Après la grande guerre :

1914-1918, de nombreux deuils priveront François Pompon de ses parents, ses amis, ses maîtres et lui feront traverser une période particulièrement difficile. Pompon, désormais sans travail et devenu veuf doit donner une nouvelle direction à ses créations artistiques.

 

Le Muséum :

Ses visites quotidiennes au Muséum d’Histoire Naturelle de Paris, aux animaux de la ménagerie l’aideront à redonner un sens à sa vie. Il saisit, sur le vif, de minuscules ébauches en argile qu’il façonne avec un naturalisme passionné. Dans son atelier il reprend ses premiers essais, les transcrit dans le plâtre, les perfectionne, les agrandit…Jusqu’au jour où son Ours Blanc exposé au Salon d’Automne , en grandeur naturelle, en 1922 couronnera sa vocation d’artiste animalier. Les proportions de l’Ours sont respectées sans aucune déformation. L’accent est porté sur les formes essentielles de l’animal et les modulations imprimées par le mouvement.

La formule-clé de Pompon est concise : « c’est le mouvement et la lumière qui donnent la forme » cette forme n’est jamais abstraite chaque animal est représenté sous l’aspect qui le caractérise le plus et dans l’attitude la plus naturelle qui soit. 

 La beauté attachante des œuvres de Pompon ne réside pas seulement  dans la perfection de sa technique mais surtout dans son acte de  création spontanée qui parvient à transmettre et faire partager son  amour de la vie.


La gloire :

Fait Chevalier de la Légion d’Honneur en 1926, Pompon recevra la rosette d’Officier en janvier 1933 quelques mois avant sa mort survenue le 6 mai de cette même année.
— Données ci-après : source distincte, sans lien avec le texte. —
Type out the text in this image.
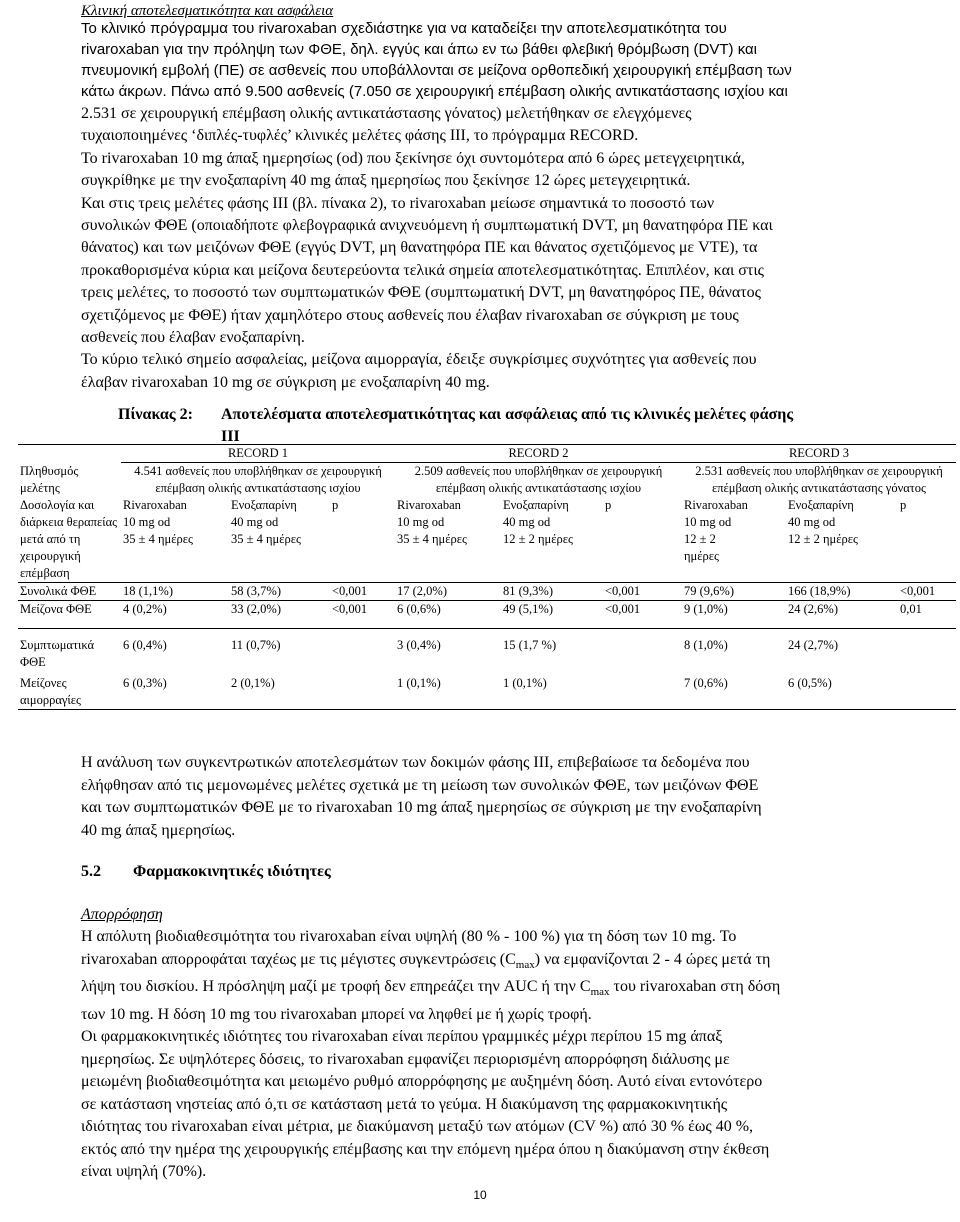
Κλινική αποτελεσματικότητα και ασφάλεια
Το κλινικό πρόγραμμα του rivaroxaban σχεδιάστηκε για να καταδείξει την αποτελεσματικότητα του
rivaroxaban για την πρόληψη των ΦΘΕ, δηλ. εγγύς και άπω εν τω βάθει φλεβική θρόμβωση (DVT) και
πνευμονική εμβολή (ΠΕ) σε ασθενείς που υποβάλλονται σε μείζονα ορθοπεδική χειρουργική επέμβαση των
κάτω άκρων. Πάνω από 9.500 ασθενείς (7.050 σε χειρουργική επέμβαση ολικής αντικατάστασης ισχίου και
2.531 σε χειρουργική επέμβαση ολικής αντικατάστασης γόνατος) μελετήθηκαν σε ελεγχόμενες
τυχαιοποιημένες ‘διπλές-τυφλές’ κλινικές μελέτες φάσης III, το πρόγραμμα RECORD.
Το rivaroxaban 10 mg άπαξ ημερησίως (od) που ξεκίνησε όχι συντομότερα από 6 ώρες μετεγχειρητικά,
συγκρίθηκε με την ενοξαπαρίνη 40 mg άπαξ ημερησίως που ξεκίνησε 12 ώρες μετεγχειρητικά.
Και στις τρεις μελέτες φάσης III (βλ. πίνακα 2), το rivaroxaban μείωσε σημαντικά το ποσοστό των
συνολικών ΦΘΕ (οποιαδήποτε φλεβογραφικά ανιχνευόμενη ή συμπτωματική DVT, μη θανατηφόρα ΠΕ και
θάνατος) και των μειζόνων ΦΘΕ (εγγύς DVT, μη θανατηφόρα ΠΕ και θάνατος σχετιζόμενος με VTE), τα
προκαθορισμένα κύρια και μείζονα δευτερεύοντα τελικά σημεία αποτελεσματικότητας. Επιπλέον, και στις
τρεις μελέτες, το ποσοστό των συμπτωματικών ΦΘΕ (συμπτωματική DVT, μη θανατηφόρος ΠΕ, θάνατος
σχετιζόμενος με ΦΘΕ) ήταν χαμηλότερο στους ασθενείς που έλαβαν rivaroxaban σε σύγκριση με τους
ασθενείς που έλαβαν ενοξαπαρίνη.
Το κύριο τελικό σημείο ασφαλείας, μείζονα αιμορραγία, έδειξε συγκρίσιμες συχνότητες για ασθενείς που
έλαβαν rivaroxaban 10 mg σε σύγκριση με ενοξαπαρίνη 40 mg.
Πίνακας 2: Αποτελέσματα αποτελεσματικότητας και ασφάλειας από τις κλινικές μελέτες φάσης
III
	RECORD 1			RECORD 2			RECORD 3		
Πληθυσμός μελέτης	4.541 ασθενείς που υποβλήθηκαν σε χειρουργική επέμβαση ολικής αντικατάστασης ισχίου			2.509 ασθενείς που υποβλήθηκαν σε χειρουργική επέμβαση ολικής αντικατάστασης ισχίου			2.531 ασθενείς που υποβλήθηκαν σε χειρουργική επέμβαση ολικής αντικατάστασης γόνατος		
Δοσολογία και διάρκεια θεραπείας μετά από τη χειρουργική επέμβαση	Rivaroxaban
10 mg od
35 ± 4 ημέρες	Ενοξαπαρίνη
40 mg od
35 ± 4 ημέρες	p	Rivaroxaban
10 mg od
35 ± 4 ημέρες	Ενοξαπαρίνη
40 mg od
12 ± 2 ημέρες	p	Rivaroxaban
10 mg od
12 ± 2
ημέρες	Ενοξαπαρίνη
40 mg od
12 ± 2 ημέρες	p
Συνολικά ΦΘΕ	18 (1,1%)	58 (3,7%)	<0,001	17 (2,0%)	81 (9,3%)	<0,001	79 (9,6%)	166 (18,9%)	<0,001
Μείζονα ΦΘΕ	4 (0,2%)	33 (2,0%)	<0,001	6 (0,6%)	49 (5,1%)	<0,001	9 (1,0%)	24 (2,6%)	0,01
Συμπτωματικά ΦΘΕ	6 (0,4%)	11 (0,7%)		3 (0,4%)	15 (1,7 %)		8 (1,0%)	24 (2,7%)	
Μείζονες αιμορραγίες	6 (0,3%)	2 (0,1%)		1 (0,1%)	1 (0,1%)		7 (0,6%)	6 (0,5%)	
Η ανάλυση των συγκεντρωτικών αποτελεσμάτων των δοκιμών φάσης III, επιβεβαίωσε τα δεδομένα που
ελήφθησαν από τις μεμονωμένες μελέτες σχετικά με τη μείωση των συνολικών ΦΘΕ, των μειζόνων ΦΘΕ
και των συμπτωματικών ΦΘΕ με το rivaroxaban 10 mg άπαξ ημερησίως σε σύγκριση με την ενοξαπαρίνη
40 mg άπαξ ημερησίως.
5.2 Φαρμακοκινητικές ιδιότητες
Απορρόφηση
Η απόλυτη βιοδιαθεσιμότητα του rivaroxaban είναι υψηλή (80 % - 100 %) για τη δόση των 10 mg. Το
rivaroxaban απορροφάται ταχέως με τις μέγιστες συγκεντρώσεις $(C_{max})$ να εμφανίζονται 2 - 4 ώρες μετά τη
λήψη του δισκίου. Η πρόσληψη μαζί με τροφή δεν επηρεάζει την AUC ή την $C_{max}$ του rivaroxaban στη δόση
των 10 mg. Η δόση 10 mg του rivaroxaban μπορεί να ληφθεί με ή χωρίς τροφή.
Οι φαρμακοκινητικές ιδιότητες του rivaroxaban είναι περίπου γραμμικές μέχρι περίπου 15 mg άπαξ
ημερησίως. Σε υψηλότερες δόσεις, το rivaroxaban εμφανίζει περιορισμένη απορρόφηση διάλυσης με
μειωμένη βιοδιαθεσιμότητα και μειωμένο ρυθμό απορρόφησης με αυξημένη δόση. Αυτό είναι εντονότερο
σε κατάσταση νηστείας από ό,τι σε κατάσταση μετά το γεύμα. Η διακύμανση της φαρμακοκινητικής
ιδιότητας του rivaroxaban είναι μέτρια, με διακύμανση μεταξύ των ατόμων (CV %) από 30 % έως 40 %,
εκτός από την ημέρα της χειρουργικής επέμβασης και την επόμενη ημέρα όπου η διακύμανση στην έκθεση
είναι υψηλή (70%).
10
Le 11 mai son inhumation a lieu à Saulieu auprès de son épouse et de ses parents. La tombe, très modeste, est surmontée d’une pyramide de ciment (offerte par son fidèle praticien Berthault). Au dessus, hiératique, le bronze du
Condor veille au repos éternel de son sculpteur.

 

Le testament :

Le 5 juin 1929, François Pompon avait rédigé un testament olographe par lequel il léguait tout son œuvre à l’Etat. Un exécuteur testamentaire nommé, selon la loi, pour une année, avait pour mission de faire respecter et appliquer toutes les volontés du défunt.